I have found that scheduling a small happy hour or coffee hours with two to four people talking makes significantly more progress than a 25 person Zoom event. Engineers forge stronger bonds when they can create one on one relationships with individual teammates. In these settings, they can also cut across cultural divides and ask questions. For example, someone from the US might use a saying like “block and tackle” that doesn’t make sense to someone in another country. In these small settings, engineers not only can ask what it means but become closer as teammates.

The ever-popular wine tasting and magic show team-building events that many company event planners come up with may not be the right move for a team of global engineers –  but make sure the team feels engaged in the event planning process. They might surprise with new ideas that are perfect for their specific interests.

Empower Global Work By Improving Asynchronous Work

While our corporate offices are in the US, we have five different time zones represented on our teams. We could easily dictate that working hours should follow the US Eastern Time where we are headquartered, or pick the country where we have the most engineers.
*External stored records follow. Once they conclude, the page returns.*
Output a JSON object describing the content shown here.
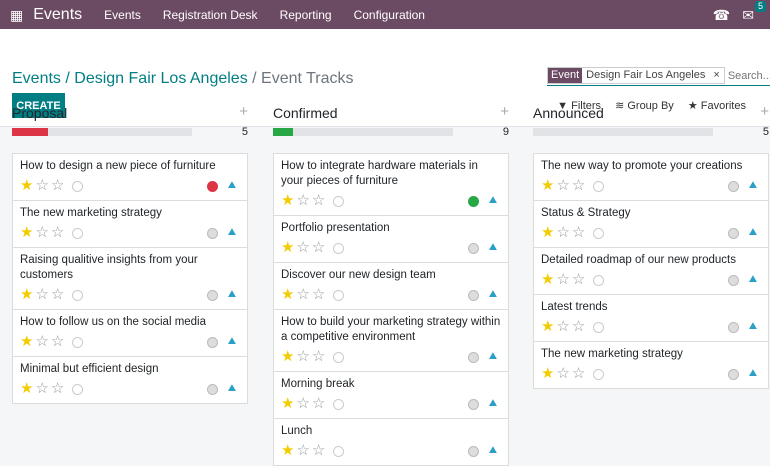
{
  "nav": {
    "app": "Events",
    "items": [
      "Events",
      "Registration Desk",
      "Reporting",
      "Configuration"
    ],
    "chat_count": "5"
  },
  "breadcrumb": {
    "root": "Events",
    "event": "Design Fair Los Angeles",
    "current": "Event Tracks"
  },
  "create_label": "CREATE",
  "search": {
    "facet_key": "Event",
    "facet_value": "Design Fair Los Angeles",
    "placeholder": "Search..."
  },
  "filters": {
    "filters": "Filters",
    "group_by": "Group By",
    "favorites": "Favorites"
  },
  "columns": [
    {
      "title": "Proposal",
      "count": "5",
      "progress_color": "#dc3545",
      "progress": 0.2,
      "cards": [
        {
          "title": "How to design a new piece of furniture",
          "stars": 1,
          "status": "red"
        },
        {
          "title": "The new marketing strategy",
          "stars": 1,
          "status": "grey"
        },
        {
          "title": "Raising qualitive insights from your customers",
          "stars": 1,
          "status": "grey"
        },
        {
          "title": "How to follow us on the social media",
          "stars": 1,
          "status": "grey"
        },
        {
          "title": "Minimal but efficient design",
          "stars": 1,
          "status": "grey"
        }
      ]
    },
    {
      "title": "Confirmed",
      "count": "9",
      "progress_color": "#28a745",
      "progress": 0.11,
      "cards": [
        {
          "title": "How to integrate hardware materials in your pieces of furniture",
          "stars": 1,
          "status": "green"
        },
        {
          "title": "Portfolio presentation",
          "stars": 1,
          "status": "grey"
        },
        {
          "title": "Discover our new design team",
          "stars": 1,
          "status": "grey"
        },
        {
          "title": "How to build your marketing strategy within a competitive environment",
          "stars": 1,
          "status": "grey"
        },
        {
          "title": "Morning break",
          "stars": 1,
          "status": "grey"
        },
        {
          "title": "Lunch",
          "stars": 1,
          "status": "grey"
        }
      ]
    },
    {
      "title": "Announced",
      "count": "5",
      "progress_color": "#28a745",
      "progress": 0,
      "cards": [
        {
          "title": "The new way to promote your creations",
          "stars": 1,
          "status": "grey"
        },
        {
          "title": "Status & Strategy",
          "stars": 1,
          "status": "grey"
        },
        {
          "title": "Detailed roadmap of our new products",
          "stars": 1,
          "status": "grey"
        },
        {
          "title": "Latest trends",
          "stars": 1,
          "status": "grey"
        },
        {
          "title": "The new marketing strategy",
          "stars": 1,
          "status": "grey"
        }
      ]
    }
  ]
}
But that top-down strategy only isolates the others on the team. Instead, we encouraged the team to work together to determine the working hours that they wanted to implement. What they came up with wasn’t what I expected, but it works for them, and they own it, so it’s one less thing to feel disgruntled about.

Shared working hours also help with code reviews, and speeding up collaboration. A huge amount of work is done asynchronously, and people were initially waiting sometimes 12 or more hours for their work to be reviewed. Now, we have smoothed that out and everyone feels good about it.

And the connections we make in our coffee chats help with things like stand-ups and reviews. People know each other better, and so they can be honest, but also be respectful when providing feedback or brainstorming.

Hire For Collaboration and Diverse Perspectives

Hiring new people into a distributed team has been a challenge that every manager has faced. For engineers, we’ve had to change our hiring practices in a few ways. We’ve found that the engineers that can be really effective at succinctly and clearly communicating their ideas over remote channels have done the best. We’ve also found that natural collaboration has to be a trait that we prioritize, or the newly hired team member will end up feeling isolated.

We now build collaborative projects into the interview process. In the past, this type of exercise would have been more of a skills test, with the other team members judging a candidate’s ability to code or solve a problem. Now, we’re really conscious to see how they work together in the group if they ask good questions and build on others’ ideas.

We also tap into our diversity by leaning on members of the team across different countries from the beginning of the interview process. By ensuring that people with different perspectives all think they can work with a candidate, we naturally get more flexible people in the door, which creates a positive cycle.

I’ve found that the more we focus on collaboration and communication, the better we get at it. When we give people space where they can be honest, but also respectful, then the barriers of remote working, like the barriers of diverse cultures, naturally give way to a sense of belonging to a single team.